Para-brisas com trinca exige atenção e pode gerar multa
Trinca no para-brisas gera risco e pode acarretar multa grave em direção às vias brasileiras.
Ter o para – brisa com uma trinca pode ser um contratempo comum nas viagens rodoviárias brasileiras; no entanto, dirigir por esse risco exige atenção imediata ao cumprimento das normas legais.
CONTINUA DEPOIS DA PUBLICIDADE
A legislação brasileira estabelece limites claros quanto às avarias permitidas na área visível para quem dirige: ignorar esses problemas não apenas coloca os ocupantes em perigo, mas também sujeita o motorista à infração grave e multa que começa em R 195,23 (cinco pontos.
O limite legal de danos nos vidros
Para evitar apreensões durante abordagens policiais ou fiscais, é fundamental entender as regras definidas pela Resolução nº 960 do Conselho Nacional de Trânsito (Contran). O texto mais recente da lei detalhou exatamente quais tipos de dano são tolerados nas áreas envidraçadas.
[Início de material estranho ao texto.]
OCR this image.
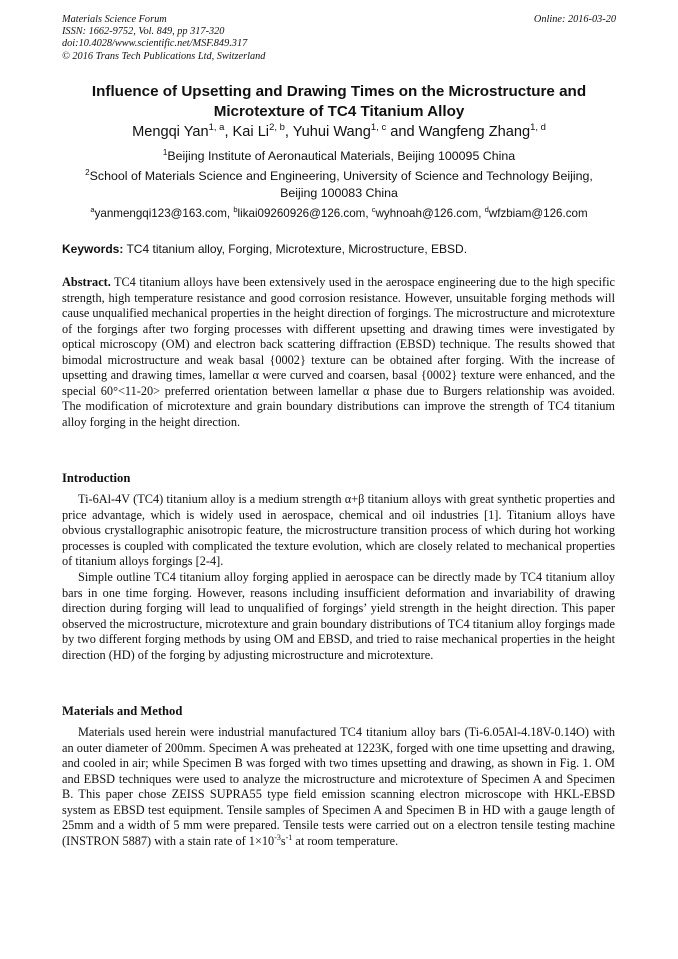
Materials Science Forum
ISSN: 1662-9752, Vol. 849, pp 317-320
doi:10.4028/www.scientific.net/MSF.849.317
© 2016 Trans Tech Publications Ltd, Switzerland
Online: 2016-03-20
Influence of Upsetting and Drawing Times on the Microstructure and
Microtexture of TC4 Titanium Alloy
Mengqi Yan$^{1, a}$, Kai Li$^{2, b}$, Yuhui Wang$^{1, c}$ and Wangfeng Zhang$^{1, d}$
$^1$Beijing Institute of Aeronautical Materials, Beijing 100095 China
$^2$School of Materials Science and Engineering, University of Science and Technology Beijing,
Beijing 100083 China
$^a$yanmengqi123@163.com, $^b$likai09260926@126.com, $^c$wyhnoah@126.com, $^d$wfzbiam@126.com
Keywords: TC4 titanium alloy, Forging, Microtexture, Microstructure, EBSD.
Abstract. TC4 titanium alloys have been extensively used in the aerospace engineering due to the high specific strength, high temperature resistance and good corrosion resistance. However, unsuitable forging methods will cause unqualified mechanical properties in the height direction of forgings. The microstructure and microtexture of the forgings after two forging processes with different upsetting and drawing times were investigated by optical microscopy (OM) and electron back scattering diffraction (EBSD) technique. The results showed that bimodal microstructure and weak basal {0002} texture can be obtained after forging. With the increase of upsetting and drawing times, lamellar α were curved and coarsen, basal {0002} texture were enhanced, and the special 60°<11-20> preferred orientation between lamellar α phase due to Burgers relationship was avoided. The modification of microtexture and grain boundary distributions can improve the strength of TC4 titanium alloy forging in the height direction.
Introduction
Ti-6Al-4V (TC4) titanium alloy is a medium strength α+β titanium alloys with great synthetic properties and price advantage, which is widely used in aerospace, chemical and oil industries [1]. Titanium alloys have obvious crystallographic anisotropic feature, the microstructure transition process of which during hot working processes is coupled with complicated the texture evolution, which are closely related to mechanical properties of titanium alloys forgings [2-4].
Simple outline TC4 titanium alloy forging applied in aerospace can be directly made by TC4 titanium alloy bars in one time forging. However, reasons including insufficient deformation and invariability of drawing direction during forging will lead to unqualified of forgings’ yield strength in the height direction. This paper observed the microstructure, microtexture and grain boundary distributions of TC4 titanium alloy forgings made by two different forging methods by using OM and EBSD, and tried to raise mechanical properties in the height direction (HD) of the forging by adjusting microstructure and microtexture.
Materials and Method
Materials used herein were industrial manufactured TC4 titanium alloy bars (Ti-6.05Al-4.18V-0.14O) with an outer diameter of 200mm. Specimen A was preheated at 1223K, forged with one time upsetting and drawing, and cooled in air; while Specimen B was forged with two times upsetting and drawing, as shown in Fig. 1. OM and EBSD techniques were used to analyze the microstructure and microtexture of Specimen A and Specimen B. This paper chose ZEISS SUPRA55 type field emission scanning electron microscope with HKL-EBSD system as EBSD test equipment. Tensile samples of Specimen A and Specimen B in HD with a gauge length of 25mm and a width of 5 mm were prepared. Tensile tests were carried out on a electron tensile testing machine (INSTRON 5887) with a stain rate of $1\times 10^{-3}s^{-1}$ at room temperature.
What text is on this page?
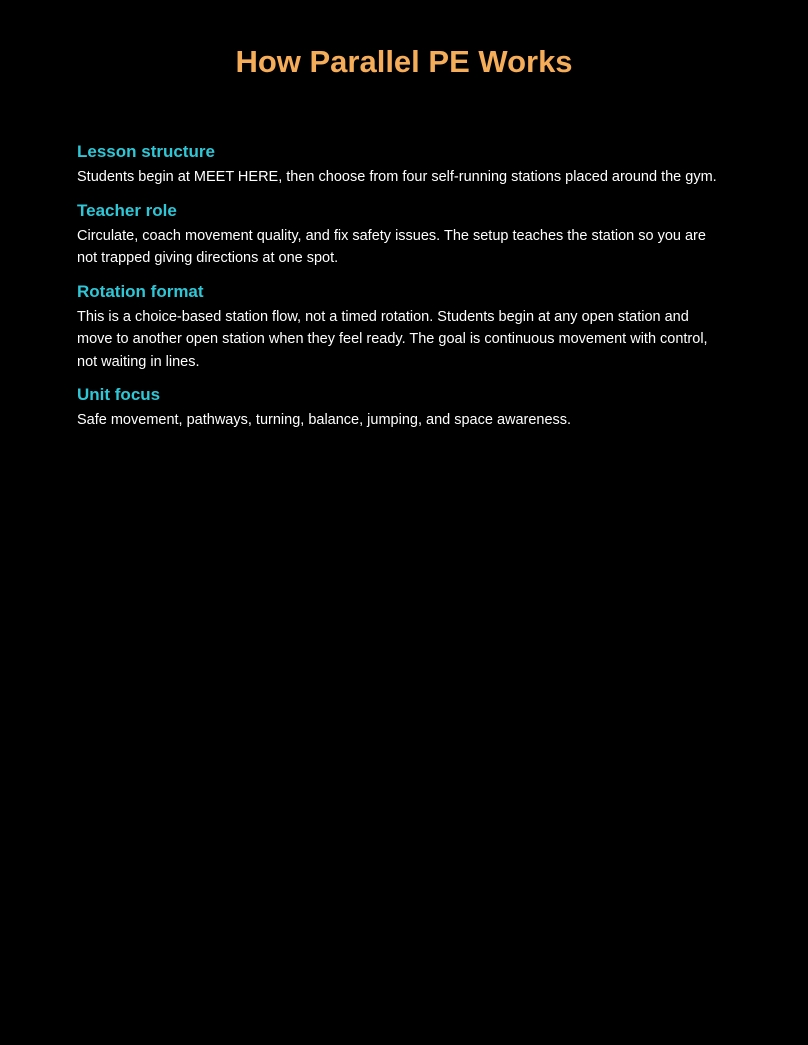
How Parallel PE Works
Lesson structure

Students begin at MEET HERE, then choose from four self-running stations placed around the gym.

Teacher role

Circulate, coach movement quality, and fix safety issues. The setup teaches the station so you are not trapped giving directions at one spot.

Rotation format

This is a choice-based station flow, not a timed rotation. Students begin at any open station and move to another open station when they feel ready. The goal is continuous movement with control, not waiting in lines.

Unit focus

Safe movement, pathways, turning, balance, jumping, and space awareness.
A regra proíbe qualquer tipo de trinca circular na área crítica onde a visão do condutor opera. Nos carros particulares, essa zona corresponde à metade esquerda da região varrida pelas palhetas; além disso, há uma faixa periférica sem permissão para danos junto às bordas externas do vidro.
Regras específicas por categoria veicular. Para automóveis comuns, o Contran permite no máximo dois pontos de avaria simultâneos: as trincas lineares não podem passar dos 10 cm e os piques circulares são limitados a um diâmetro máxima de 4 cm.
CONTINUA DEPOIS DA PUBLICIDADE
Os veículos mais pesados — como ônibus ou caminhões —, seguem diretrizes ligeiramente diferentes. Eles admitem até três tipos de dano e permitem que as trincas cheguem aos 20 cm; contudo, na área crítica da visão do motorista, nenhuma restrição é negociável.
Reparo versus substituição completa
Quando o vidro apresenta algum tipo de avaria, o proprietário se vê diante de uma escolha: consertar pequenas fissuras ou trocar todo o para – brisa? As oficinas especializadas costumam recomendar a troca total por adotarem um procedimento conservador, alegando não haver método homologado para recuperar peças desse porte.
Leia também
Por outro lado, existem técnicas oferecidas tanto pelos reparadores independentes quanto pelas seguradoras. Essas abordagens utilizam injeção de resina que conseguem estancar e esconder as trincas superficiais; no entanto, a viabilidade do serviço depende muito da localização exata e tamanho do impacto sofrido pelo vidro em questão.
Quando é possível fazer o conserto. As lojas só realizam esse tipo de reparo se a fissura estiver fora diretamente na linha de visão do motorista ou tiver um comprimento máximo de 3 cm. Se o dano for maior que uma moeda corrente de R 1 real — objeto comparativo —, significa que toda estrutura interna já está comprometida legalmente falando, tornando obrigatória a substituição completa do componente para garantir segurança total ao veículo.
O processo técnico usa materiais avançados: primeiro perfuram – se as camadas e injeta – se resina acrílica sob pressão; depois aplica luz ultravioleta acelerando secagem até devolver rigidez à área afetada em cerca de 40 minutos.”
Medidas imediatas após impacto no vidro
Para assegurar um reparo bem sucedido na oficina mecânica mais próxima, o motorista deve tomar uma atitude imediata. Assim que houver qualquer tipo de pedra atingindo ou trincando o vidro, é ideal aplicar imediatamente pedaço de fita adesiva transparente sobre a abertura pelo lado externo.
Essa ação simples não só impede a entrada de poeira e sujeira — facilitando muito melhor aderência da resina —, mas também ajuda significativamente a conter aquela expansão natural das fissuras causada pela trepidação do veículo em movimento nas rodovias brasileiras.”